私は顔を横に向けて、光を避けようとしていた。しかし、すぐに眠気はどこかに消えてしまいました。
目を開けると、見慣れない景色が見えました。
車の中。そして私は座席のシートを倒して眠っていたようです。正面から太陽の光が差し込んできます。六月の、梅雨明けの朝日です。金色に光る光線がフロントガラス越しに私の顔を照らしてきます。
どうして私はこんな所に……。
思い出した。
昨日、この車を奪って逃げ、そして、そのまま当てもなく走って、眠ったのでした。
体を起こす。
昨日着ていたはずのスーパーの店員の制服ではなく、所有していなかったはずのピンクのポロシャツを来て、薄茶色のチノパンを履いています。
後部座席を見ると、スーパーの店員の制服と、婦警の制服が乱雑におかれてありました。
「夢じゃなかった」
車を止めた場所は新興住宅地の開発予定地だと思います。
土地がきれいに区分けされ、遠くには一軒家が立ち並ぶ所もあります。
私が車を停めた場所はまだ整備段階の区域でした。
草の生え放題の土地が車窓から見えたます整備をしようにも、不況からの予算不足で一時中断しているようでした。
昨夜の雨は止んでいました。
車から降りて背伸びをしてみました。背
筋がほんの少し悲鳴を上げ、コキコキとかすかに音を立てる、が、それがまったく不快ではなありません。
外の空気はうっすらと湿り気を浴びていました。
でも肌がべたつくとかいうことはなく、とてもさわやかなものでした。
両手を見た。昨日までとなんら変わっていない。
「現実なんだな」
その手は昨日、何人もの人間の命を奪ってきました。
この車に乗っていた五人組も、自分でも信じられないほど、あっさりと、簡単に、死んでしまいました。
あんなことが、この私にできるとは思わなかった。
殴ったときに拳に衝撃として伝わる骨の硬さ。両手で絞め上げ、首が折れたときの歪な感触。罵声、哄笑を投げつけたときの相手の表情。そして、射殺した直後の、人の倒れる様まで。

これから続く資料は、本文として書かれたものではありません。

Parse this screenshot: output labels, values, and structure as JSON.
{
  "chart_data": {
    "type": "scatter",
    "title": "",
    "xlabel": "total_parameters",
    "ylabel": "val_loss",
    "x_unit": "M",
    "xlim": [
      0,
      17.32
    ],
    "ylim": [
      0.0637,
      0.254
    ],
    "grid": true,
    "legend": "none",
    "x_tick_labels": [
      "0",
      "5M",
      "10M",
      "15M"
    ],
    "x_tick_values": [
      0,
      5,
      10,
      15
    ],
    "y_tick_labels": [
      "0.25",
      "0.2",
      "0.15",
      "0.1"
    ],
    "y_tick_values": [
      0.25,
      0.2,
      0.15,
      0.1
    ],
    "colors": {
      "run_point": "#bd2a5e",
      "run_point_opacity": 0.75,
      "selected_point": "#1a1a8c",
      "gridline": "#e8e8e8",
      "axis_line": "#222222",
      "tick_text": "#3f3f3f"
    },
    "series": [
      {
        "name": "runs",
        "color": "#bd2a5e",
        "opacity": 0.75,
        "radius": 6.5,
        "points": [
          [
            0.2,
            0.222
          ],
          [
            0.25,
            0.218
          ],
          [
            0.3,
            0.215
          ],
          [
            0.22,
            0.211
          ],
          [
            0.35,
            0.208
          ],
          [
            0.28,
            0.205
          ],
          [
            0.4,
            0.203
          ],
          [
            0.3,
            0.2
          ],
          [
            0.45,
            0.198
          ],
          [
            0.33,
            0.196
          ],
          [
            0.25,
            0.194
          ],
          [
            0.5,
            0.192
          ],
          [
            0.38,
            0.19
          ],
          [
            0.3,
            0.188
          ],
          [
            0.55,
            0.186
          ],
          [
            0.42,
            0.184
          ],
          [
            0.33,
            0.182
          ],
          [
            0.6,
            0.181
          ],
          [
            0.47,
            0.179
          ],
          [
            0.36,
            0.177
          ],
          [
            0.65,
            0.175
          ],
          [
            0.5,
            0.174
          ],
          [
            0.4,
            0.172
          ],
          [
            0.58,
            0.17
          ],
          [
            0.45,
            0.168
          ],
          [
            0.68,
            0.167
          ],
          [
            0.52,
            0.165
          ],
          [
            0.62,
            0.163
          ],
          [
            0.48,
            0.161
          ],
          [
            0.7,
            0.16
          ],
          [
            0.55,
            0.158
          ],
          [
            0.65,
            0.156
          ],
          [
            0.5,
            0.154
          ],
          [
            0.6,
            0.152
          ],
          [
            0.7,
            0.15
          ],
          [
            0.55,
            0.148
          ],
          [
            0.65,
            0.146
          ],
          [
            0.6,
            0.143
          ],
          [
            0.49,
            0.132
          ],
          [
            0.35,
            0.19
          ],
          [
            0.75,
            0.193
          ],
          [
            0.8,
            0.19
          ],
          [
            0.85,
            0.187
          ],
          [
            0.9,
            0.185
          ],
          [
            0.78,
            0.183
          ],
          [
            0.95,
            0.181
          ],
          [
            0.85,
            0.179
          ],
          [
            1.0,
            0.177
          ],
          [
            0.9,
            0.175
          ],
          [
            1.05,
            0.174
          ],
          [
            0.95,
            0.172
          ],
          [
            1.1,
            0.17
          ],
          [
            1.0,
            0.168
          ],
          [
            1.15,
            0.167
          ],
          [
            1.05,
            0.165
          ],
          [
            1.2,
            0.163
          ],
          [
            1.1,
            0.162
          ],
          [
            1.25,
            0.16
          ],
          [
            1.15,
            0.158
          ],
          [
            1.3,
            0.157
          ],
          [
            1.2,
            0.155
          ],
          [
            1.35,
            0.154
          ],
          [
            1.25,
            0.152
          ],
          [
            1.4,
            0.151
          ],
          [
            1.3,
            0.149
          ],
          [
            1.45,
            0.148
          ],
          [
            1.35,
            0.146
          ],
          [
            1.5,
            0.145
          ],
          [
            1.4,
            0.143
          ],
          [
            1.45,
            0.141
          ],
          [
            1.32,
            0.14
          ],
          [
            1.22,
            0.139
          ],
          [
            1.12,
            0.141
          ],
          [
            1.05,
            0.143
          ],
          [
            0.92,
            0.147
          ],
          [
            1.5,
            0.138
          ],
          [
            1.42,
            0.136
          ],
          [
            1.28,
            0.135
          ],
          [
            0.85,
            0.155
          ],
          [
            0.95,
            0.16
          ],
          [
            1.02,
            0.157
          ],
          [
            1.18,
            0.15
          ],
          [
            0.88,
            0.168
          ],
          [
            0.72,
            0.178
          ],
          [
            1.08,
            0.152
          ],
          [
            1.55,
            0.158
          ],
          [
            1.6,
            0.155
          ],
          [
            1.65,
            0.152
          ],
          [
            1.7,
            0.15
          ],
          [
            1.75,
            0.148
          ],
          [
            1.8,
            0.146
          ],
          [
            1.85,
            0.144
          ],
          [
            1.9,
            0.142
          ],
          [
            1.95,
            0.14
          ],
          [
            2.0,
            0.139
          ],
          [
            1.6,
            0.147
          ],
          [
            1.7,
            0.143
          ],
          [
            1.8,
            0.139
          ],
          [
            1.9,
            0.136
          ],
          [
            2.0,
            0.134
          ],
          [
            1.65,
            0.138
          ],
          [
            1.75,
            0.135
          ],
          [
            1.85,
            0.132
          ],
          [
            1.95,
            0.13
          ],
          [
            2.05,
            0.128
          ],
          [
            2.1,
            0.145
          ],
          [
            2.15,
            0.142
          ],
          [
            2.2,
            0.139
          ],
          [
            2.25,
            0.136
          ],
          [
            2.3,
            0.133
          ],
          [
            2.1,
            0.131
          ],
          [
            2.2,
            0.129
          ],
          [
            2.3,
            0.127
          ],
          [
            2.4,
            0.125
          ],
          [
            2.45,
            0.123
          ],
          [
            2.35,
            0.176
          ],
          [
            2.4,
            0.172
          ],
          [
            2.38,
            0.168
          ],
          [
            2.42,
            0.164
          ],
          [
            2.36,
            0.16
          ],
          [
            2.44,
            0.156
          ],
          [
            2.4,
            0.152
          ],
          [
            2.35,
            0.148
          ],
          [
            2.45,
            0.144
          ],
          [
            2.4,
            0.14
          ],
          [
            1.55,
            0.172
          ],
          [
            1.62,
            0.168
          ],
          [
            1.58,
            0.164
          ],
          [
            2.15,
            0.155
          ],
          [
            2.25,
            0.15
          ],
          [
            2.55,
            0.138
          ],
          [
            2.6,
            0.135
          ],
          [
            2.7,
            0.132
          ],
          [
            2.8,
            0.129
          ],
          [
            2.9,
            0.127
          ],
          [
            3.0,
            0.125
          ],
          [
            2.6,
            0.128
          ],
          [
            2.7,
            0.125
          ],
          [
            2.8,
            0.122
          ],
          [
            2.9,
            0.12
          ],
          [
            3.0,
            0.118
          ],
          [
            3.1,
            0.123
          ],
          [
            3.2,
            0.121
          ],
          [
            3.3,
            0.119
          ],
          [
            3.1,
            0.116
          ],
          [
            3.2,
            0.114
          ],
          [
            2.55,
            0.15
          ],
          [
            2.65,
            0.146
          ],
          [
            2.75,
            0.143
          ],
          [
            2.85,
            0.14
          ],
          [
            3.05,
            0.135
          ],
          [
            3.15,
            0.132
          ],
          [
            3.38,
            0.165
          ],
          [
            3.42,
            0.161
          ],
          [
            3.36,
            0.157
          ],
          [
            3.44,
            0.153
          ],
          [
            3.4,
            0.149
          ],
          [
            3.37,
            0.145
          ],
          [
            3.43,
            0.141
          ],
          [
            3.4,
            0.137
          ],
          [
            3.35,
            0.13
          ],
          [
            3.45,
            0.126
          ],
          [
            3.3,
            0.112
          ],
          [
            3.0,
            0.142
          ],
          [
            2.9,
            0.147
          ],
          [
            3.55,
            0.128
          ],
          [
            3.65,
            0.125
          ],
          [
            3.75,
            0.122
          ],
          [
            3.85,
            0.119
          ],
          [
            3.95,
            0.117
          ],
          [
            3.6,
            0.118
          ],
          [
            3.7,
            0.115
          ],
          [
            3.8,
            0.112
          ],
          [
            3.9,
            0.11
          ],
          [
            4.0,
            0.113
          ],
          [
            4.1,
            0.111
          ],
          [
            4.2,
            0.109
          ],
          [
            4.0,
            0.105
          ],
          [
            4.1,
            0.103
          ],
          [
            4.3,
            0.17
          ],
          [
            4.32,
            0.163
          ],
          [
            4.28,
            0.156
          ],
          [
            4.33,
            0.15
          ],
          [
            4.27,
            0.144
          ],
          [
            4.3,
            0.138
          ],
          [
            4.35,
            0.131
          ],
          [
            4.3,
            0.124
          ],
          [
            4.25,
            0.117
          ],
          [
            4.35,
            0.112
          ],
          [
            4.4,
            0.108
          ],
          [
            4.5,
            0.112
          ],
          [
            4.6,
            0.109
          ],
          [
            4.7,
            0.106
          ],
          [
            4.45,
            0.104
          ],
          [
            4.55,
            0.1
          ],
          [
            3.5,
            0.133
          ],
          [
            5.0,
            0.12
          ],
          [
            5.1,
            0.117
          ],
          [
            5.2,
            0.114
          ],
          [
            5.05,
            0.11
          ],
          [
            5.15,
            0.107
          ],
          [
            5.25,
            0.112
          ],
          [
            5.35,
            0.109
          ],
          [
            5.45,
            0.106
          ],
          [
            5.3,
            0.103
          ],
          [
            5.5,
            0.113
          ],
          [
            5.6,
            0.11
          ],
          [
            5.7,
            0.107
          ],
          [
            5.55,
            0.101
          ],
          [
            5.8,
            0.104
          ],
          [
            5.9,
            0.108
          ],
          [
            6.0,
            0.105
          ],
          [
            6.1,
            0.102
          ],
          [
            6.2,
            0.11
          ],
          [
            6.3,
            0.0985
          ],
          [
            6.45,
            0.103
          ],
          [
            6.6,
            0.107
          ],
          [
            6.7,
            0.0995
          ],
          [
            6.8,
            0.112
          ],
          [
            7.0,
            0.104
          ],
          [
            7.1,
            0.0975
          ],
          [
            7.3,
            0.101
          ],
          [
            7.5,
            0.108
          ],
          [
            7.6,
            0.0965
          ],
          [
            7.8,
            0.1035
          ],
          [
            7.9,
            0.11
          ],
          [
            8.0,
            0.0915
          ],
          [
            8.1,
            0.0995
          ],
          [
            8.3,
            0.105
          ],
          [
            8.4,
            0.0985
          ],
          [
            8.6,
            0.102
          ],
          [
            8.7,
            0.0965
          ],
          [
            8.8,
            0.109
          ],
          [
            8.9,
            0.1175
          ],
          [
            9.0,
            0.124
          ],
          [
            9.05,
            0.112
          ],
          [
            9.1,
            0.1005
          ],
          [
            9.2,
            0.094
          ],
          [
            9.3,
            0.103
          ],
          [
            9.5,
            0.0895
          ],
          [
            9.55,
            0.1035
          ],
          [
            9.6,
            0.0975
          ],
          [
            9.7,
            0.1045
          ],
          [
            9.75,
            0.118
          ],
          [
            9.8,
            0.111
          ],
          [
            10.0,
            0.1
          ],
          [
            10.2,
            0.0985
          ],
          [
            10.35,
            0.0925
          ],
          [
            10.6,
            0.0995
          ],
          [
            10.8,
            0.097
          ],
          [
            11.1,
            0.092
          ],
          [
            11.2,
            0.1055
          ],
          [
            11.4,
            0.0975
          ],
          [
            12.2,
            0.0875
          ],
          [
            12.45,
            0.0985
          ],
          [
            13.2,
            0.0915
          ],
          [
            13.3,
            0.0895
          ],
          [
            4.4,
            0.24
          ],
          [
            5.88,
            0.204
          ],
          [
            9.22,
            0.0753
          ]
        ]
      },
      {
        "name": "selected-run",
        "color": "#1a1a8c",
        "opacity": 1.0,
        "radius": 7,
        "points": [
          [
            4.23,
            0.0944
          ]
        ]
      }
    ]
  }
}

現実だとわかっています。全て私が一人でやったこと。世間一般では絶対にやってはいけないことだと。
でも、殺しの瞬間、そのことは頭から消え去っていました。
しかし今、私は自分がどれだけの事をしたのかも、理解できていないのです。
車内に戻り、座席を起こす。
後部座席に再び目を向けると、服と共に銃と警棒、手錠が確認できた。やはり夢なんかじゃなかったんだ……。首をたれ、息をついた。